On our journey through England we passed many of these beacons,
then used for more peaceful purposes.
In 1815 another ship appeared in Torbay, with only one prisoner on
board, but a very important one. The ship was the British man-of-war the
_Bellerophon_, and the prisoner the great Napoleon Bonaparte. We had
already come to the conclusion that Torquay, with its pretty bay, was
the most delightful place we had visited; and even Napoleon, who must
have been acquainted with the whole of Europe, and who appeared in
Torbay under what must have been to him depressing circumstances,
exclaimed when he saw it, "_Enfin, voila un beau pays_!" (What a
beautiful country this is!) He arrived on July 24th, five weeks after
the Battle of Waterloo, and departed on August 8th from Plymouth, having
been transferred to the _Northumberland_ for the voyage to his prison
home in St.
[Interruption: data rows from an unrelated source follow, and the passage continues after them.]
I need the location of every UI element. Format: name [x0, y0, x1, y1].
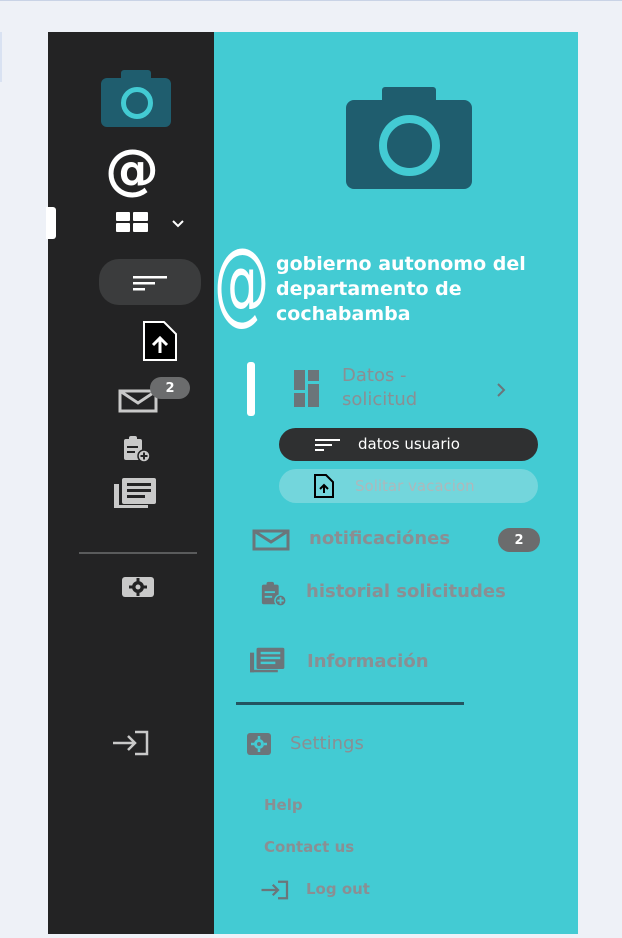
camera-icon [346, 87, 472, 189]
clipboard-add-icon[interactable] [122, 434, 152, 464]
news-icon [250, 647, 285, 673]
menu-item-label: Información [307, 651, 429, 672]
collapsed-sidebar: @ 2 [46, 32, 214, 934]
submenu-item-request-vacation[interactable]: Solitar vacacion [279, 469, 538, 503]
menu-item-settings[interactable]: Settings [246, 727, 446, 761]
menu-group-label: Datos - solicitud [342, 365, 418, 410]
menu-item-notifications[interactable]: notificaciónes 2 [252, 522, 542, 558]
group-active-indicator [247, 362, 255, 416]
logout-icon [261, 880, 289, 900]
rail-divider [79, 552, 197, 554]
upload-file-icon [314, 474, 334, 498]
help-link[interactable]: Help [264, 795, 303, 815]
sort-icon [133, 276, 167, 291]
expanded-sidebar: @ gobierno autonomo del departamento de … [214, 32, 578, 934]
panel-divider [236, 702, 464, 705]
submenu-item-label: Solitar vacacion [355, 477, 475, 495]
menu-item-label: historial solicitudes [306, 581, 506, 602]
logout-icon[interactable] [111, 730, 151, 756]
clipboard-add-icon [261, 581, 287, 607]
menu-item-history[interactable]: historial solicitudes [260, 576, 550, 612]
menu-group-datos-solicitud[interactable]: Datos - solicitud [294, 362, 514, 414]
sort-icon [315, 439, 340, 451]
notifications-badge: 2 [498, 528, 540, 552]
logout-button[interactable]: Log out [260, 876, 440, 906]
at-sign-icon: @ [105, 138, 159, 201]
at-sign-icon: @ [214, 228, 270, 335]
window-left-accent [0, 32, 2, 82]
dashboard-toggle[interactable] [116, 210, 192, 238]
menu-item-label: Settings [290, 733, 364, 754]
submenu-item-label: datos usuario [358, 435, 460, 453]
settings-icon [247, 733, 271, 755]
submenu-item-user-data[interactable]: datos usuario [279, 428, 538, 461]
dashboard-icon [116, 212, 148, 232]
menu-item-info[interactable]: Información [250, 642, 540, 682]
settings-icon[interactable] [120, 574, 156, 600]
menu-item-label: notificaciónes [309, 528, 451, 549]
dashboard-icon [294, 370, 319, 407]
chevron-right-icon [497, 383, 506, 397]
logout-label: Log out [306, 880, 370, 898]
messages-badge: 2 [150, 377, 190, 399]
window-top-border [0, 0, 622, 1]
chevron-down-icon [172, 220, 184, 228]
active-indicator [46, 207, 56, 239]
organization-name: gobierno autonomo del departamento de co… [276, 253, 526, 325]
upload-file-icon[interactable] [142, 320, 178, 362]
rail-item-user-data[interactable] [99, 259, 201, 305]
mail-icon [252, 529, 290, 551]
camera-icon [101, 70, 171, 127]
contact-link[interactable]: Contact us [264, 837, 354, 857]
news-icon[interactable] [114, 476, 158, 510]
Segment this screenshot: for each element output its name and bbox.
Helena, a South Atlantic island 760 miles from any other
land, and where he died in 1821. During the few days' visit of the
_Bellerophon_ at Torbay, thousands upon thousands of people came by land
and water in the hope of seeing the great general who had so nearly made
himself master of the whole of Europe, and although very few of them saw
Napoleon, they all saw the lovely scenery there, and this, it was said,
laid the foundation of the fortunes of the future Torquay.